The local education board confirmed to AFP that the Taimei Elementary School in Tokyo's flashy Ginza district will adopt the designer uniforms from April, with a full set costing parents around 80,000 yen ($740).
While the school says the new uniforms are not mandatory, critics said parents would feel compelled to buy them to ensure their children were not left out.
Kyodo news agency said the local education board had received a string of complaints from parents, unconvinced by the school's explanation that the designer uniform would be good branding.
In a letter announcing the uniform, the administration reportedly said the outfits were a bid to tie the 150-year-old school to the upscale Ginza district where it is located.
But that did little to sway public opinion.
"This shouldn't have been about designer brands, or tradition. The officials should have thought about the children and made a decision after holding discussions," one parent, who did not wish to be identified, told national broadcaster NHK.

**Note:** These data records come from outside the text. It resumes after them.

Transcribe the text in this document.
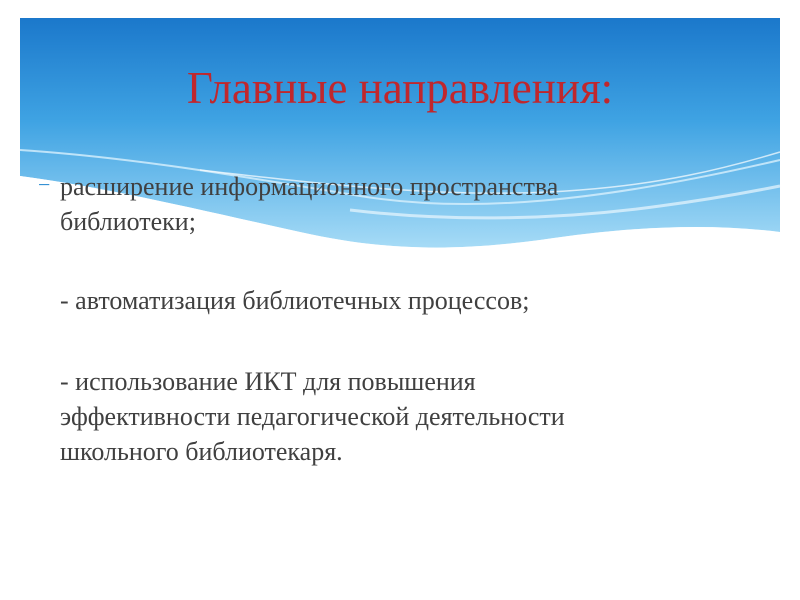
Главные направления:
− расширение информационного пространства
библиотеки;
- автоматизация библиотечных процессов;
- использование ИКТ для повышения
эффективности педагогической деятельности
школьного библиотекаря.
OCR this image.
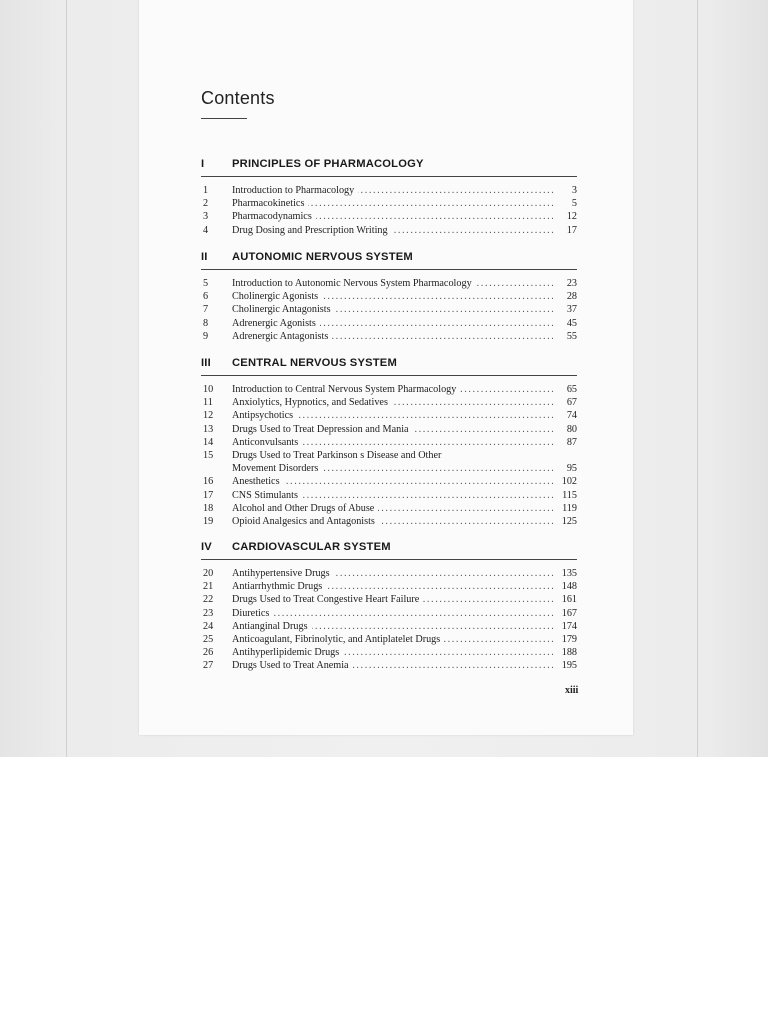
Contents
I PRINCIPLES OF PHARMACOLOGY
1 ..... Introduction to Pharmacology	3
2 ..... Pharmacokinetics	5
3 ..... Pharmacodynamics	12
4 ..... Drug Dosing and Prescription Writing	17
II AUTONOMIC NERVOUS SYSTEM
5 ..... Introduction to Autonomic Nervous System Pharmacology	23
6 ..... Cholinergic Agonists	28
7 ..... Cholinergic Antagonists	37
8 ..... Adrenergic Agonists	45
9 ..... Adrenergic Antagonists	55
III CENTRAL NERVOUS SYSTEM
10 ..... Introduction to Central Nervous System Pharmacology	65
11 ..... Anxiolytics, Hypnotics, and Sedatives	67
12 ..... Antipsychotics	74
13 ..... Drugs Used to Treat Depression and Mania	80
14 ..... Anticonvulsants	87
15 Drugs Used to Treat Parkinson s Disease and Other
.....
Movement Disorders	95
16 ..... Anesthetics	102
17 ..... CNS Stimulants	115
18 ..... Alcohol and Other Drugs of Abuse	119
19 ..... Opioid Analgesics and Antagonists	125
IV CARDIOVASCULAR SYSTEM
20 ..... Antihypertensive Drugs	135
21 ..... Antiarrhythmic Drugs	148
22 ..... Drugs Used to Treat Congestive Heart Failure	161
23 ..... Diuretics	167
24 ..... Antianginal Drugs	174
25 ..... Anticoagulant, Fibrinolytic, and Antiplatelet Drugs	179
26 ..... Antihyperlipidemic Drugs	188
27 ..... Drugs Used to Treat Anemia	195
xiii
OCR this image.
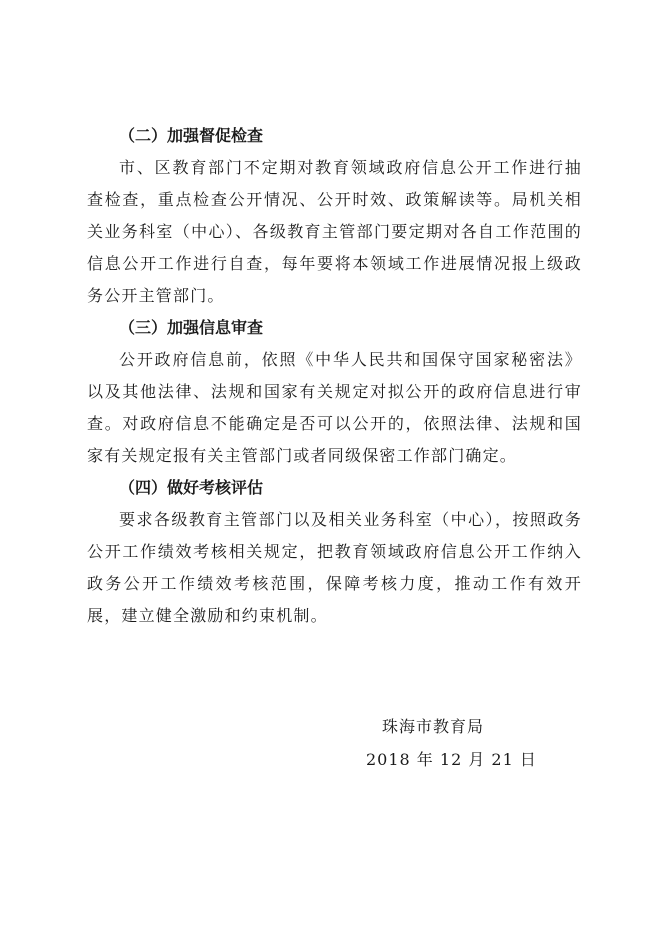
（二）加强督促检查

市、区教育部门不定期对教育领域政府信息公开工作进行抽查检查，重点检查公开情况、公开时效、政策解读等。局机关相关业务科室（中心）、各级教育主管部门要定期对各自工作范围的信息公开工作进行自查，每年要将本领域工作进展情况报上级政务公开主管部门。

（三）加强信息审查

公开政府信息前，依照《中华人民共和国保守国家秘密法》以及其他法律、法规和国家有关规定对拟公开的政府信息进行审查。对政府信息不能确定是否可以公开的，依照法律、法规和国家有关规定报有关主管部门或者同级保密工作部门确定。

（四）做好考核评估

要求各级教育主管部门以及相关业务科室（中心），按照政务公开工作绩效考核相关规定，把教育领域政府信息公开工作纳入政务公开工作绩效考核范围，保障考核力度，推动工作有效开展，建立健全激励和约束机制。

珠海市教育局
2018 年 12 月 21 日
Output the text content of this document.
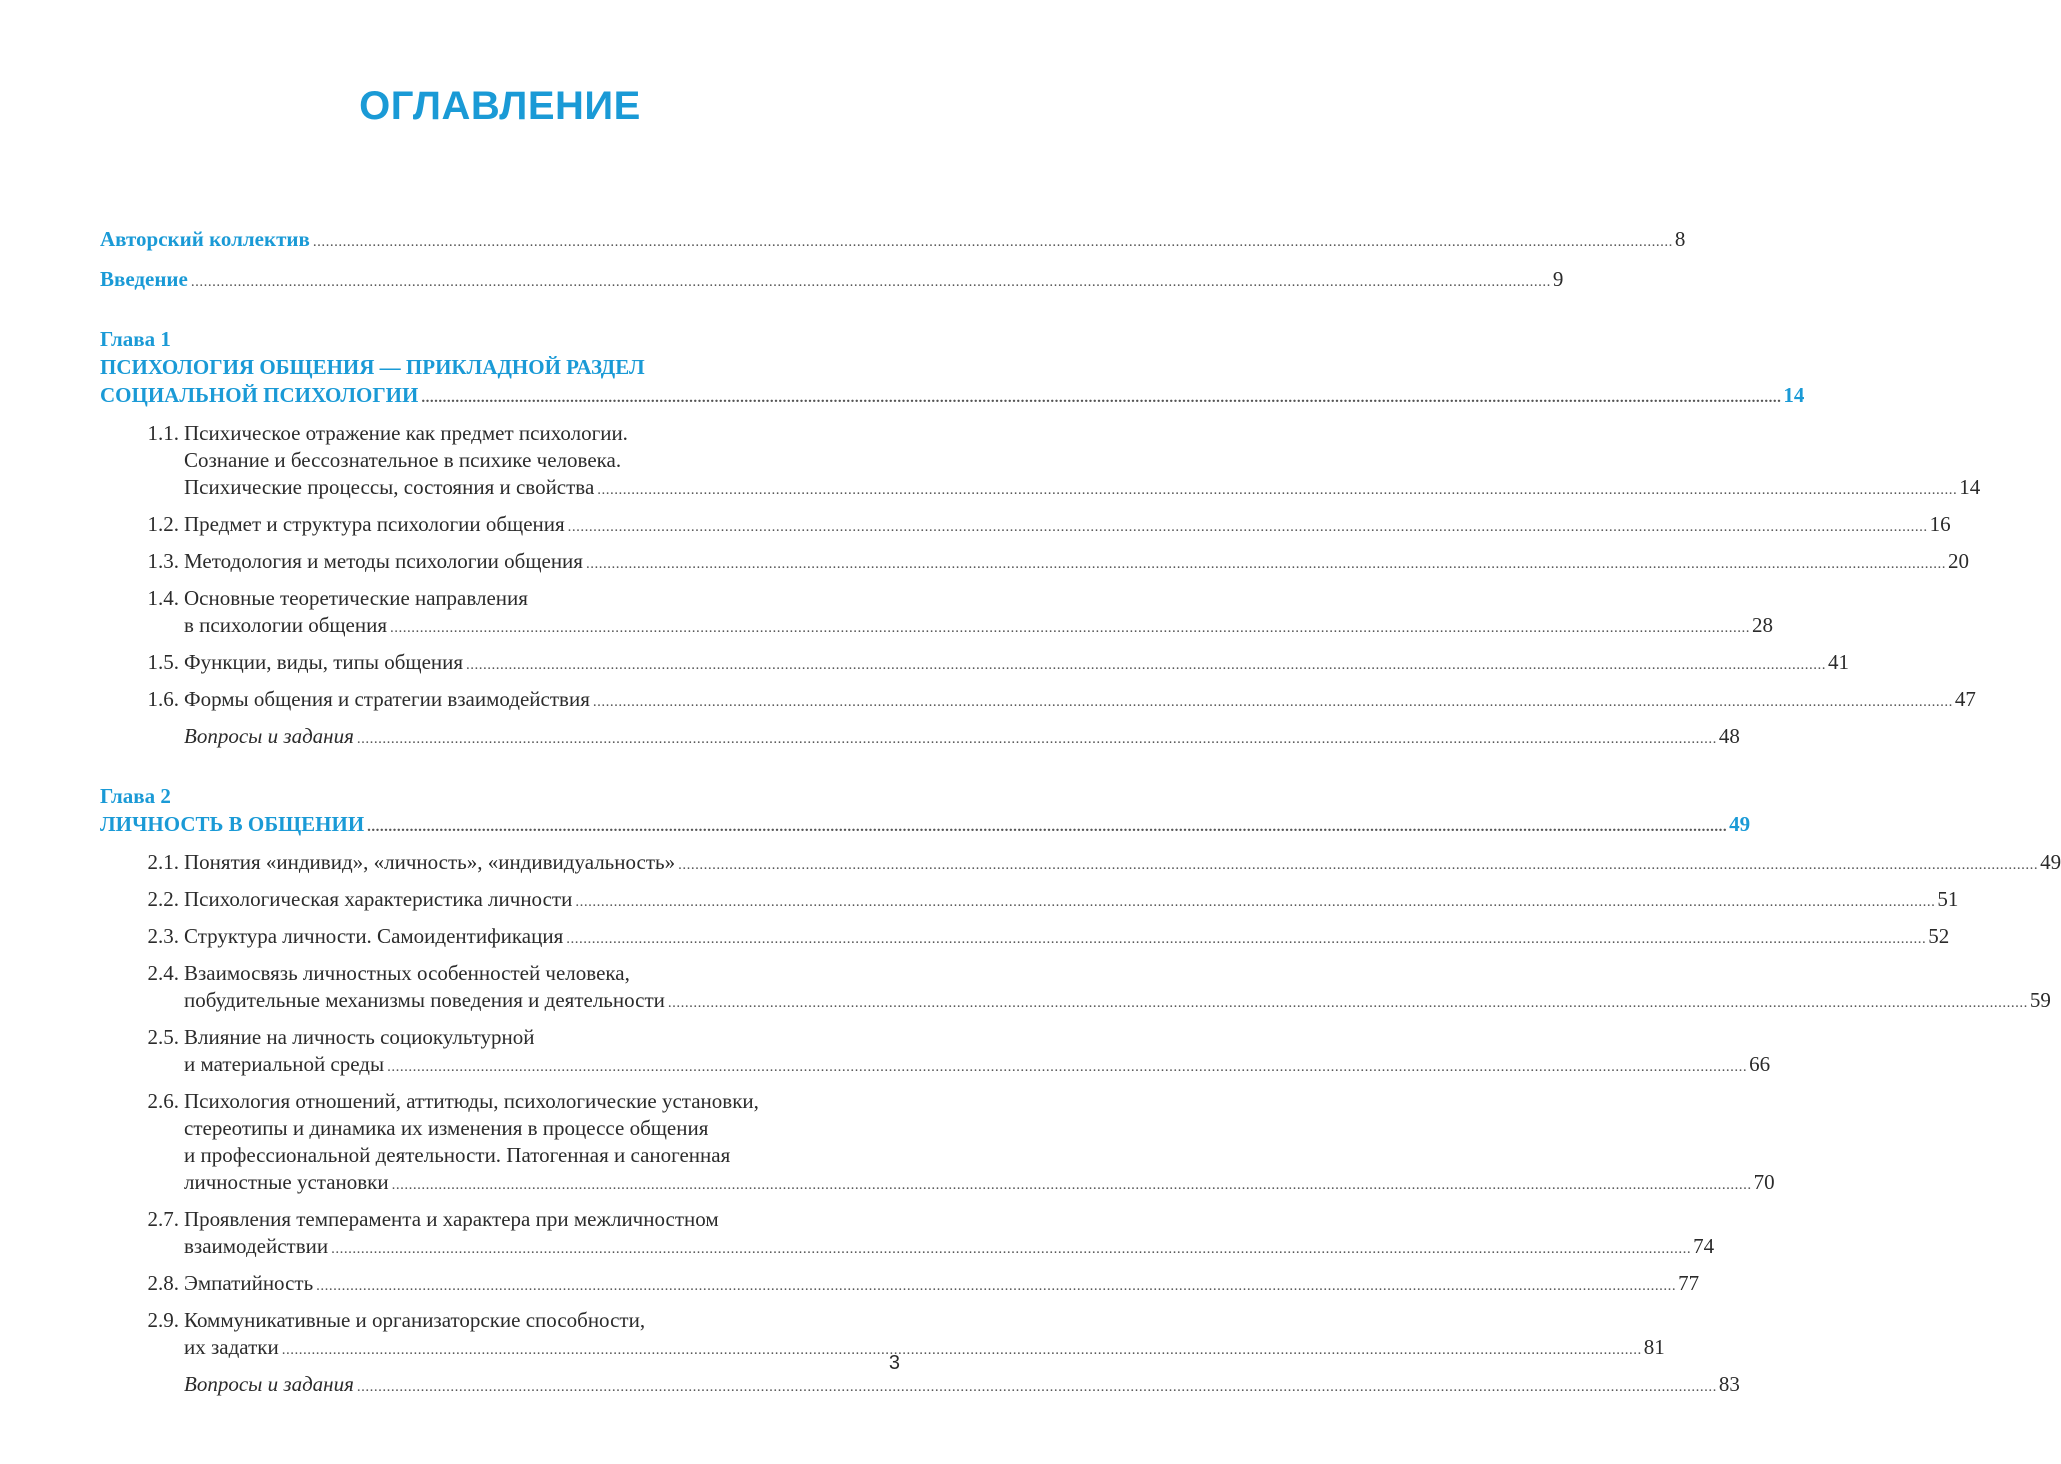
ОГЛАВЛЕНИЕ
Авторский коллектив .....	8
Введение .....	9
Глава 1
ПСИХОЛОГИЯ ОБЩЕНИЯ — ПРИКЛАДНОЙ РАЗДЕЛ
СОЦИАЛЬНОЙ ПСИХОЛОГИИ .....	14
1.1. Психическое отражение как предмет психологии.
Сознание и бессознательное в психике человека.
Психические процессы, состояния и свойства .....	14
1.2. Предмет и структура психологии общения .....	16
1.3. Методология и методы психологии общения .....	20
1.4. Основные теоретические направления
в психологии общения .....	28
1.5. Функции, виды, типы общения .....	41
1.6. Формы общения и стратегии взаимодействия .....	47
Вопросы и задания .....	48
Глава 2
ЛИЧНОСТЬ В ОБЩЕНИИ .....	49
2.1. Понятия «индивид», «личность», «индивидуальность» .....	49
2.2. Психологическая характеристика личности .....	51
2.3. Структура личности. Самоидентификация .....	52
2.4. Взаимосвязь личностных особенностей человека,
побудительные механизмы поведения и деятельности .....	59
2.5. Влияние на личность социокультурной
и материальной среды .....	66
2.6. Психология отношений, аттитюды, психологические установки,
стереотипы и динамика их изменения в процессе общения
и профессиональной деятельности. Патогенная и саногенная
личностные установки .....	70
2.7. Проявления темперамента и характера при межличностном
взаимодействии .....	74
2.8. Эмпатийность .....	77
2.9. Коммуникативные и организаторские способности,
их задатки .....	81
Вопросы и задания .....	83
3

"This is outrageous, kids' sizes change," one disgruntled commentator wrote online.
The uniform features sharply tailored blazers as well as add-ons like bags that can push the total set's cost to around 90,000 yen, a price another commentator described as "just too expensive for uniforms for fast-growing children."
Opposition lawmaker Manabu Terada even raised the issue during a parliamentary session, questioning the logic of such an expensive uniform at a public school with students from a range of backgrounds.
Asked to comment on the issue, Finance Minister Taro Aso, known for his own tailored Savile Row-style suits, acknowledged that he thought the planned attire was "expensive for an elementary school".
"It might be problematic if only one student cannot afford it," he said.
Italian brand Armani retains a particular nostalgic prestige for some in Japan, who associate it with the boom years of the economy.
But with those days long past, the pricy uniforms appear all the more incongruous to some.
"These uniforms are far more expensive that the suits I'm wearing," one commentator grumbled.